Since we are little, all or almost all of us suffer from some type of phobia. Some are afraid of the dark, others of insects, enclosed spaces, etc. If we live in a big city and have a phobia of snakes, we may not have to worry about it. But if our son has a phobia of the dark and does not want to sleep alone, perhaps it is time to put emotional role-plays into practice.
Remember that a specific phobia, according to the DSM-V, is a "persistent, excessive or irrational fear of the presence or anticipation of specific objects or situations." It is a fear that is highly investigated by scientific psychological literature since, in principle, it is something irrational. Agoraphobia or phobia of clowns are also the best known. Why do they arise? How do they arise? And above all, how can we cope?
One of the techniques used to reduce and / or eliminate the phobia is emotional staging. It is applied mainly in children. It is a technique that is based on a gradual exposure to the feared situation through play activities.
"Fear arises from a weakness of the mind and, therefore, does not belong to the use of reason." -Saruch Spinoza-
The therapist asks the child to choose a movie or cartoon hero that he likes and arouses his admiration. The therapist explains to the child how the game will unfold and who will represent each character in the story. In this way, it establishes and awakens courageous behaviors in him..
Before the application of the emotional staging technique, a hierarchical program must be constructed combining physical variables. Among which we can find, exposure time or intensity of light. This hierarchy serves to establish the situations that will be faced, from the least to the most feared.
As Méndez Carrillo's team (2003) indicates, "a reinforcement system is programmed, consisting of the administration of social reinforcement (for example, encouraging phrases, smiles, winks) and material reinforcement when the child exceeds the the hierarchy". In relation to the reinforcement system, the token economy is usually used. It consists of prizes that the child can get and are related to the phobia treated.
When the child is in full play, the therapist asks him to take the first step in the hierarchy as if it were an episode in the plot. What happens if the child deals with it correctly? It is reinforced materially and socially. But if he refuses to carry out the action proposed to him, the exhibition is interrupted before the time expires or before he shows fear. The child is then encouraged to repeat the action.

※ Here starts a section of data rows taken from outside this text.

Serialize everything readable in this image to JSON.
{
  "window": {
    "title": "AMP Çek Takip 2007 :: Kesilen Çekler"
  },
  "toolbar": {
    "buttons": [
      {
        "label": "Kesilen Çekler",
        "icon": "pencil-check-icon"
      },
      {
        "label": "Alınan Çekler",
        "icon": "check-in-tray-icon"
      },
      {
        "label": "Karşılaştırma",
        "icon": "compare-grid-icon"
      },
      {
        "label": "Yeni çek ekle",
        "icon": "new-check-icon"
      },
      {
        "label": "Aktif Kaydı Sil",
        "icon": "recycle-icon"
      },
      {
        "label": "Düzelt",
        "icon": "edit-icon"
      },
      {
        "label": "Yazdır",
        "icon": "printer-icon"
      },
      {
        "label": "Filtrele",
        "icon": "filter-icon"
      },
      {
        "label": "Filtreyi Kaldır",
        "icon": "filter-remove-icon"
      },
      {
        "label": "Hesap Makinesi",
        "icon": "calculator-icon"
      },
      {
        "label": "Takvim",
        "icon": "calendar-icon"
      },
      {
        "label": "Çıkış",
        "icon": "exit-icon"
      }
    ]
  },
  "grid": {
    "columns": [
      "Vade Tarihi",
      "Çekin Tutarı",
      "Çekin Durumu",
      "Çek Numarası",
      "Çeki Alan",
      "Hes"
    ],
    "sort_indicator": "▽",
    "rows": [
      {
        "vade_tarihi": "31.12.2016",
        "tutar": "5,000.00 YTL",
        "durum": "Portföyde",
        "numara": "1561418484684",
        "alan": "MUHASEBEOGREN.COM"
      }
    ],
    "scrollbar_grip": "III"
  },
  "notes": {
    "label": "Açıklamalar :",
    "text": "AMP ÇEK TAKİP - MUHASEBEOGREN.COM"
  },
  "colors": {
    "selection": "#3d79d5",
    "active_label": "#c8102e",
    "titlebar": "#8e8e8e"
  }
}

Behind this technique is a learning process known as counterconditioning. What does it consist of? If an opposite response is triggered by a stimulus that elicits a fear response, the stimulus will lose strength and will no longer elicit fear. That is, if the fear of the dark is associated with play, fun or laughter; darkness will stop causing this fear and will have a neutral or positive value.
According to Méndez Carrillo (2003), "an item is considered passed when the child performs the behavior a couple of successive trials without the need for help and without expressing fear". Little by little, the therapist introduces new situations until the hierarchy is completed.
The number of sessions of the program is variable and depends on the severity of the phobia. The duration of each session can be between 30 and 45 minutes with a frequency of 2 to 3 weekly sessions. Parents are also instructed to encourage appropriate behaviors at home through reinforcement..
Once the program is over, some sessions are usually organized to consolidate the progress made. The situations that have been the most difficult for the child to overcome are repeated to assess how he is doing. Several sessions are also planned to check that the achievements are maintained over time. Lastly, issues are resolved should any arise.
Usually it begins with instructions to parents to read to the child a story in which the main character has the same fear as him. However, this character is gradually exposing himself to the feared situations. At the same time, the child also performs the same behaviors in the form of play.
"Do not judge every day by the harvest you harvest, but by the seeds you plant." -Robert Louis Stevenson-
In this case, both the hero and the parents represent role models. In this way, a coping modeling is produced in which the feared situations are overcome little by little. The advantage of using a fictional character is that it can match the child's age and characteristics. As the child progresses, they will be given tokens that they will accumulate to get motivating prizes.
Work at home is essential. It is where the child will spend most of the time and where fear of the dark behavior is likely to manifest. For this reason, the work and rapport between the therapist and the parents will be a key aspect of the process..
Méndez, X., Orgilés, M. and Espada, J. (2004). Emotional Staging for Dark Phobia: A Controlled Essay. International Journal of Clinical and Health Psychology, 4, (3), 505-520.